Peter Burbelo from the National Institute of Health has developed a novel HHV-6 serological assay that can differentiate between HHV-6A and HHV-6B. Burbelo used the luciferase immunopreciptiation systems (LIPS) assay for detection, which appears to have great potential for identifying antibodies to pathogens (such as HHV-6) that are difficult to detect in the serum after the acute phase.
The group analyzed hundreds of samples from various populations. As expected HHV-6B seropositivity was found in most healthy blood donors from the US, but HHV-6A was scarce among US samples. On the other hand HHV-6A was found in 48% of samples from Mali in South Africa. Western Africa has a high prevalence of HHV-6A and in that region and the majority of infants develop HHV-6A before HHV-6B infections.
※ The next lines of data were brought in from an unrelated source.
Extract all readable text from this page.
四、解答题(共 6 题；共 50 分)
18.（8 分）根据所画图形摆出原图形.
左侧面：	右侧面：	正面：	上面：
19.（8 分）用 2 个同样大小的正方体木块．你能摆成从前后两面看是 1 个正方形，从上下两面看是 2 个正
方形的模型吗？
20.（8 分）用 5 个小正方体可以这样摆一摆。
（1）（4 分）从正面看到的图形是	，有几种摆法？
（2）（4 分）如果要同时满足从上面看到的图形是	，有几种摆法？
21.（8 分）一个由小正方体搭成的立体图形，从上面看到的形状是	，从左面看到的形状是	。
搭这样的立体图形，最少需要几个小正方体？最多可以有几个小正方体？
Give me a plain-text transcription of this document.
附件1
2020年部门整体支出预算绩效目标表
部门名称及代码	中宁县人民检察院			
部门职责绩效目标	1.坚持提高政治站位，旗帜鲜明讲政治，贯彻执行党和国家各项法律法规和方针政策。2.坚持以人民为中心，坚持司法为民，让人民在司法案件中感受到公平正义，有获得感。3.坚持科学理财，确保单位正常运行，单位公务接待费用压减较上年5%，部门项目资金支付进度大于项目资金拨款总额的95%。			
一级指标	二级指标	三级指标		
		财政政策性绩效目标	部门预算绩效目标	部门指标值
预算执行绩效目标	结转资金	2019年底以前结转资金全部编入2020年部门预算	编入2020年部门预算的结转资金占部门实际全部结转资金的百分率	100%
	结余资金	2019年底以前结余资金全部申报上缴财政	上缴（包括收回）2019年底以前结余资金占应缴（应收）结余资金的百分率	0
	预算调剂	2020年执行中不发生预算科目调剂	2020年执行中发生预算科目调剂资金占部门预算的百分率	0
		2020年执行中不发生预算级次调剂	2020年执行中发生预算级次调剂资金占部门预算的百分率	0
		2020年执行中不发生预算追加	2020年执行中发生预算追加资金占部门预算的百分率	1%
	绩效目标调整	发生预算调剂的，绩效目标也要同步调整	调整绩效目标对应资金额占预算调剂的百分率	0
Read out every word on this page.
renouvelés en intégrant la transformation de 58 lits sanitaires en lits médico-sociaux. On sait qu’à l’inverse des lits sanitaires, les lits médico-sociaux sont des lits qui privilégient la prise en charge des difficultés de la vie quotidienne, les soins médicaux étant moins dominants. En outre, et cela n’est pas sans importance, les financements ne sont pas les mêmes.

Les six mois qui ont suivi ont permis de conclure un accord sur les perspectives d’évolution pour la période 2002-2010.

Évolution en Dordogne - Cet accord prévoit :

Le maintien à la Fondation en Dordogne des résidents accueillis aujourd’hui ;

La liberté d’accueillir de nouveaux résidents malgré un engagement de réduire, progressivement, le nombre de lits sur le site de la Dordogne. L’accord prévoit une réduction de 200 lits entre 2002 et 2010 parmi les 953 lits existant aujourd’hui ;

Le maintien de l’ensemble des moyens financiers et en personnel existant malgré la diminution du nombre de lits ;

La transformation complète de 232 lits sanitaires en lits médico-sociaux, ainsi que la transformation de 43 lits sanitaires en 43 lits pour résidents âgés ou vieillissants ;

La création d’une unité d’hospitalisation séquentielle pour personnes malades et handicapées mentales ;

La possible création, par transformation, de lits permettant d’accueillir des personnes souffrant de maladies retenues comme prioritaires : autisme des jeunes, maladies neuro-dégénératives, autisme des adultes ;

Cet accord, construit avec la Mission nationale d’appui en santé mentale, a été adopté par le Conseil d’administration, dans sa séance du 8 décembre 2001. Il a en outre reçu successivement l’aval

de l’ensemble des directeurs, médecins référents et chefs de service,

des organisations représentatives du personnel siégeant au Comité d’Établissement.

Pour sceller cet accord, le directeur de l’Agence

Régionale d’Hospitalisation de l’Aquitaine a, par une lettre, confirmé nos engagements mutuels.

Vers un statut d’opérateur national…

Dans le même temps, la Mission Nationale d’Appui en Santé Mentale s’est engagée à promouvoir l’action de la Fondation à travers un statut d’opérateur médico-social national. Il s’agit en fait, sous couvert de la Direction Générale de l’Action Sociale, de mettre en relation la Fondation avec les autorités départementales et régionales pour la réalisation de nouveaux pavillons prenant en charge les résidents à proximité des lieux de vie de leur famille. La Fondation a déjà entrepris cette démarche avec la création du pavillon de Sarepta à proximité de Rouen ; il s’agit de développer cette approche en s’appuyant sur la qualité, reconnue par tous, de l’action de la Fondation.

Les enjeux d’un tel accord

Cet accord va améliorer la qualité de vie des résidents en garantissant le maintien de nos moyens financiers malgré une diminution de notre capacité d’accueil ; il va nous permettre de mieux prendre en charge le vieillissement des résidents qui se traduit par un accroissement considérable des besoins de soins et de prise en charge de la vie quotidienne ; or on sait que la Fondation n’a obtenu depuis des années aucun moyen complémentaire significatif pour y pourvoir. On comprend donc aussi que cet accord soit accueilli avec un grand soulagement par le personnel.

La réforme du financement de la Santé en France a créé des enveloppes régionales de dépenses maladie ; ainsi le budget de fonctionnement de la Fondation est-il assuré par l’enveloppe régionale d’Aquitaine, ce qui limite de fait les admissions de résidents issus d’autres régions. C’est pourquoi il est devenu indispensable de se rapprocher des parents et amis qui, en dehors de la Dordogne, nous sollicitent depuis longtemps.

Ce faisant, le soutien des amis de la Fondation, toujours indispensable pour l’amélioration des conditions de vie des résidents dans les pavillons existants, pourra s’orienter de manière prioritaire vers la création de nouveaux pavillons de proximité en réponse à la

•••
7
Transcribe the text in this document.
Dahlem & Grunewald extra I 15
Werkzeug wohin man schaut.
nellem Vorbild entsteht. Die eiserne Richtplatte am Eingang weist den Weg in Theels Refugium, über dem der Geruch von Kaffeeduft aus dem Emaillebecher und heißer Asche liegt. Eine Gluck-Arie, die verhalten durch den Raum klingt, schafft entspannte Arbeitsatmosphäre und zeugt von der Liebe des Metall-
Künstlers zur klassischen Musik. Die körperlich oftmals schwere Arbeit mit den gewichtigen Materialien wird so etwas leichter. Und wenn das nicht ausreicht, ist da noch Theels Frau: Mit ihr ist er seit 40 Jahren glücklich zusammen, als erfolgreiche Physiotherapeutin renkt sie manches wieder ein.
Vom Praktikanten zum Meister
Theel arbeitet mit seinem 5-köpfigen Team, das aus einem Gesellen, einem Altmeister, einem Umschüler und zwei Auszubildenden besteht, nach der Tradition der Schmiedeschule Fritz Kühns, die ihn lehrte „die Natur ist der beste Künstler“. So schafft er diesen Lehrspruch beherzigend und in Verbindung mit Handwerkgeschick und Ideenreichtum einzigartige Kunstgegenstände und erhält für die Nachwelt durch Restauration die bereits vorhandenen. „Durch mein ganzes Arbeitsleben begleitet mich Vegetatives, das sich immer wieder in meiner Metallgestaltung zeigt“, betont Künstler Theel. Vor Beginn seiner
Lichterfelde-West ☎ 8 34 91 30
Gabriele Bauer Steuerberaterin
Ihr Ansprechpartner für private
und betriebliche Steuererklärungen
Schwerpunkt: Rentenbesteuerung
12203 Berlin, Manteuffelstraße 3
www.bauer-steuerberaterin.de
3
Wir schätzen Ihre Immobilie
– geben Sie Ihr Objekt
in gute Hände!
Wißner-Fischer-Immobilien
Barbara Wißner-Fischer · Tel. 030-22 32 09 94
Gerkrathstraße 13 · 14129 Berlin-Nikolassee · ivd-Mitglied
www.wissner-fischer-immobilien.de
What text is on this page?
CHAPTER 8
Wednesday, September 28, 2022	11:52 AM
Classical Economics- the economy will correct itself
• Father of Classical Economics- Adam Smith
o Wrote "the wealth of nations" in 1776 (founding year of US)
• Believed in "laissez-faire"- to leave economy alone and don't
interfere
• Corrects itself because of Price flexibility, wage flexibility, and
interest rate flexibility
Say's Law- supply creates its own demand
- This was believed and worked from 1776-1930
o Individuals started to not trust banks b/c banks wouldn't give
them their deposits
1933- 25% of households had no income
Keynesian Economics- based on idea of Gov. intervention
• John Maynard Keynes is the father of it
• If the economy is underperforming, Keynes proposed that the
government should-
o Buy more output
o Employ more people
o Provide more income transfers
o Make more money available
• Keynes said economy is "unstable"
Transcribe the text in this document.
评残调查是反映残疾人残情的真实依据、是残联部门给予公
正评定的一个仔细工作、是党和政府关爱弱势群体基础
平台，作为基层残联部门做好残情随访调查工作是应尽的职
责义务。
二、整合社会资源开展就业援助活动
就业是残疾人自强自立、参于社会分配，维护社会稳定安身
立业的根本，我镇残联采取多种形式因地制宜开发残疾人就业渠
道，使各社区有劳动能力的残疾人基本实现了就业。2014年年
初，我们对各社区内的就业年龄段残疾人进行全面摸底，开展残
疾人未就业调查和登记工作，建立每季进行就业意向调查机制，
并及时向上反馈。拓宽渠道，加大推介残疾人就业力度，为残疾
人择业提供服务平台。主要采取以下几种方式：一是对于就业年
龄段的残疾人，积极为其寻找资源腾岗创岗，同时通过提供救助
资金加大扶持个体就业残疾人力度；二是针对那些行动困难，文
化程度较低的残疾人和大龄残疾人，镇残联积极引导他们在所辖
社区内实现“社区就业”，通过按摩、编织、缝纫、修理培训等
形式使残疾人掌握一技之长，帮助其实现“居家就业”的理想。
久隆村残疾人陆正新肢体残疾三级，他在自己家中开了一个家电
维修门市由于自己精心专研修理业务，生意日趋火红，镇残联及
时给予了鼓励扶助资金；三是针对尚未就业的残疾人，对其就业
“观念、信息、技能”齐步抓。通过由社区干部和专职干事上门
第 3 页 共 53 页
In their study of patients with CFS, the group found no statistical difference in serological positivity for either virus compared to that of controls. Surprisingly, the authors targeted late antibodies (appropriate for an acute reactivation) instead of early/intermediate/latent antibodies that would be produced from the type of persistent/ abortive infection that is suspected in CFS patients. Past studies of both CFS patients that have used assays targeted at abortive infection (by measuring antibodies to the p41 early antigen protein) have been positive for an association. One study found that 77% of CFS patients compared to 12% of controls had antibodies to HHV-6 early antigen antibodies (Patnaik 1995) and another found 57% of CFS patients compared to 16% of controls had IgM antibodies to HHV-6 early antigen (Ablashi 2000). Studies that have looked for HHV-6 late antibodies, on the other hand, have been mixed: five were negative (Burbelo 2012, Chapenko 2012, Buchwald 1996, Wallace 1999, Levine 1992, and Gupta 1991). Similarly in MS studies, serological assays that target intermediate early or early antigen antibodies have been positive for an association with HHV-6 (Ablashi 2000, Soldan 1997, Patnaik 1995, Ben-Fredj 2012) while those using late antibodies have been mixed (Nielsen 1997, Gutierrez 2002, Sola 1993).
Nevertheless, the assay may open the door for increased exploration into the seroepidemiology of HHV-6A and HHV-6B infection. The assay focuses on the detection of differentiated antigens encoded by gene U11 for HHV-6A (p100) and HHV-6B (p101).